Faced with a choice between Ó Briain's over-exposure and Kitson's indie acclaim, it would be easy to see why O'Doherty might try for a slice of the Difficult Theatre action.

That is, of course, if she had any real intention of doing so. For it's no secret that The Telescope is not a sincere venture into dramatic territory, but O'Doherty's latest attempt yet at what she calls "high-concept stupidity." Like her previous adventures, Monster of the Deep 3D and What is Soil Erosion?, the idea is to begin with an outlandish or obscure premise, then veer sharply off course. 

At its heart is her inability to keep a straight face in the presence of earnest performance. It is inspired partly by friends in the Difficult Theatre business, partly by the acting classes she suffered as a teenager. 

"I had to do a monologue from Sweet Bird of Youth," she recalls, "and I'm not saying Tennessee Williams is bad at all—he's very good—but I was 14 and I had to do a monologue about getting an abortion. I could not have been more ill-equipped to do something like that.

"I got quite a talking to from my teacher. He was like: 'You have to do it. You have to do it properly.'"

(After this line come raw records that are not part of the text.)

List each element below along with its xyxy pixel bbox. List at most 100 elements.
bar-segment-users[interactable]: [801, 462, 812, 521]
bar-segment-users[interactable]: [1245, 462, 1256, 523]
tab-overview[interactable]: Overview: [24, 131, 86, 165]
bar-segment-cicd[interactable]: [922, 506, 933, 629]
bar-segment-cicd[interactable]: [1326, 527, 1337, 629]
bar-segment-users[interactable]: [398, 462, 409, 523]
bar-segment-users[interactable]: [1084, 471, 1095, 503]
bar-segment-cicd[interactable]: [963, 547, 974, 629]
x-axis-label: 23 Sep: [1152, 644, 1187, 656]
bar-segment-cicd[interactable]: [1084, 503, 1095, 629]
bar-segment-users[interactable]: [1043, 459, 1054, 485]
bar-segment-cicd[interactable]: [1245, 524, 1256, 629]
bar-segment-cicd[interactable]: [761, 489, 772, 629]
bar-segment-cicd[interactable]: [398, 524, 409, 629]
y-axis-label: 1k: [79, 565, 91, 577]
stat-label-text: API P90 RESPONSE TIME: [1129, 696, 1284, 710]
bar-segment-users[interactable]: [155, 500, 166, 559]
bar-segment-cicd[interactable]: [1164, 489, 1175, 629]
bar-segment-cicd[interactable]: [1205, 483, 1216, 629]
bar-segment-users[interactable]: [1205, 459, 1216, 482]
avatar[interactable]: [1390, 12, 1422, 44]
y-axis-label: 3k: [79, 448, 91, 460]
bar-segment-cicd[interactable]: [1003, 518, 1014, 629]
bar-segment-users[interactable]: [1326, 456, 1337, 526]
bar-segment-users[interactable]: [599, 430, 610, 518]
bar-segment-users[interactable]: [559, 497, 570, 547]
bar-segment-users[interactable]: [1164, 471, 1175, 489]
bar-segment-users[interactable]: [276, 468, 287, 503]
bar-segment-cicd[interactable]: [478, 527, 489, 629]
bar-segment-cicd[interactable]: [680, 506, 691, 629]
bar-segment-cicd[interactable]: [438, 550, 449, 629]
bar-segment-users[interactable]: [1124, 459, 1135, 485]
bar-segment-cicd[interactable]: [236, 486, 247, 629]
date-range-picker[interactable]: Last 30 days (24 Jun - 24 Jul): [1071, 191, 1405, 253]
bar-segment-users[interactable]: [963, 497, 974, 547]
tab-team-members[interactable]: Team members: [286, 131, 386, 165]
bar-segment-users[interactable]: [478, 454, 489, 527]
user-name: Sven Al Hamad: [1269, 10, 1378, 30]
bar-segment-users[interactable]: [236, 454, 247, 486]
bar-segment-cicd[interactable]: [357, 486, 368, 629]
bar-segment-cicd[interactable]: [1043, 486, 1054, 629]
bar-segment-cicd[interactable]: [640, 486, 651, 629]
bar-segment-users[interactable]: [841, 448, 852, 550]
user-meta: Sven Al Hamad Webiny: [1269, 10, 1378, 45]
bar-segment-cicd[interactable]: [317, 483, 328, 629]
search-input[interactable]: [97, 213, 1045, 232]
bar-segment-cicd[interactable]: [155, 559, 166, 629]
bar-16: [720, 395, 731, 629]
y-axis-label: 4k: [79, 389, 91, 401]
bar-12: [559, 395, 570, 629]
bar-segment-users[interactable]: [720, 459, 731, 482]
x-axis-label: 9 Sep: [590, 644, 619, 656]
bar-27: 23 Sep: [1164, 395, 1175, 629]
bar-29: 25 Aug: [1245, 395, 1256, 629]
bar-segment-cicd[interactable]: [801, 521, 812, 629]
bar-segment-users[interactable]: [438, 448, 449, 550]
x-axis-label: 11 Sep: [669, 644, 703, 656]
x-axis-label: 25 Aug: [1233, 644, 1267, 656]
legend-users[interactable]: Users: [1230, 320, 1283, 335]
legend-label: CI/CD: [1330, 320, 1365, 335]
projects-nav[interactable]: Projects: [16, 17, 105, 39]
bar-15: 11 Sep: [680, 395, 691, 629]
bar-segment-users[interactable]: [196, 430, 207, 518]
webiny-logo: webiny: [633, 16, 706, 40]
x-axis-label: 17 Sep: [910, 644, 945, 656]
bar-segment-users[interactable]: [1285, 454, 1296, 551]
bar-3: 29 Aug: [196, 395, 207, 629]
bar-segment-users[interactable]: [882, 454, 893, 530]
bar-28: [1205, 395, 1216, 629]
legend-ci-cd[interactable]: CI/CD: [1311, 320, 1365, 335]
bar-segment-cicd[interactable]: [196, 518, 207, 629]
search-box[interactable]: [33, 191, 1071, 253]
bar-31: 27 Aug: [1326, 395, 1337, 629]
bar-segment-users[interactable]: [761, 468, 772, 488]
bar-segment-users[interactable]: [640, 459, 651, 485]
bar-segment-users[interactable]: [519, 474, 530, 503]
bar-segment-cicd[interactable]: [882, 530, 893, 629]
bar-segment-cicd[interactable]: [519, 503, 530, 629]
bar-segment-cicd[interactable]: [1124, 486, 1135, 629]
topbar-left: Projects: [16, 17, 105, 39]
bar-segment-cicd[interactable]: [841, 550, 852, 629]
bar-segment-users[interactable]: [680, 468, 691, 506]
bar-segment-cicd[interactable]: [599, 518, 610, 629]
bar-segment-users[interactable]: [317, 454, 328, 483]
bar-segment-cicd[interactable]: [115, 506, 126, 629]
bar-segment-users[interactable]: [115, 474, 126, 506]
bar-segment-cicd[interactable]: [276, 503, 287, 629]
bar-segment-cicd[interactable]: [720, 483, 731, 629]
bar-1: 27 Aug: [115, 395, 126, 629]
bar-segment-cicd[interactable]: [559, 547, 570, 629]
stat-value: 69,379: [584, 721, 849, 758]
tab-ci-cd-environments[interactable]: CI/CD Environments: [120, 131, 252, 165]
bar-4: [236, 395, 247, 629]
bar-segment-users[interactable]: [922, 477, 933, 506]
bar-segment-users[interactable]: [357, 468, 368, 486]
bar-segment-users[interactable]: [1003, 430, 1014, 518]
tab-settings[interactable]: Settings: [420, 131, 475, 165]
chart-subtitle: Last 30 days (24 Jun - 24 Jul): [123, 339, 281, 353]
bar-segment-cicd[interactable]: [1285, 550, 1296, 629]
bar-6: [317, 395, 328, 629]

Now free of adolescent self-consciousness, she's still not able to take these things seriously. Not that she's out to attack anyone – she respects both the serious drama she bungles and the mainstream comedy of her show's "standup factory" backstory. As ever, the only butt of the joke is her. 

Incredibly, the set-up for The Telescope is based very much on a real-life Fringe nightmare. Last year's What is Soil Erosion? hinged precariously on some 85 technical cues, and so when a stand-in tech turned up to cover for the usual guy, the gremlins readied to pounce.

"During the finale the tech just stopped the video," she says. "It was the sound and the vision for the entire finale and so everybody thought it was a joke. And he just turned the lights on and was like: 'I can't get it going again'. 

"It was incredibly awkward because I just had to say that that was the end of the show. And people still thought: 'Oh, we get it. This is just a really intense joke.' And I was like: 'Nope. Not a joke… OK, so… that's it. You have to go now… sorry.'"

And so here she is, having taken that horror and made it her own. She derives great comedy from bad theatre. She trips up like a consummate pro.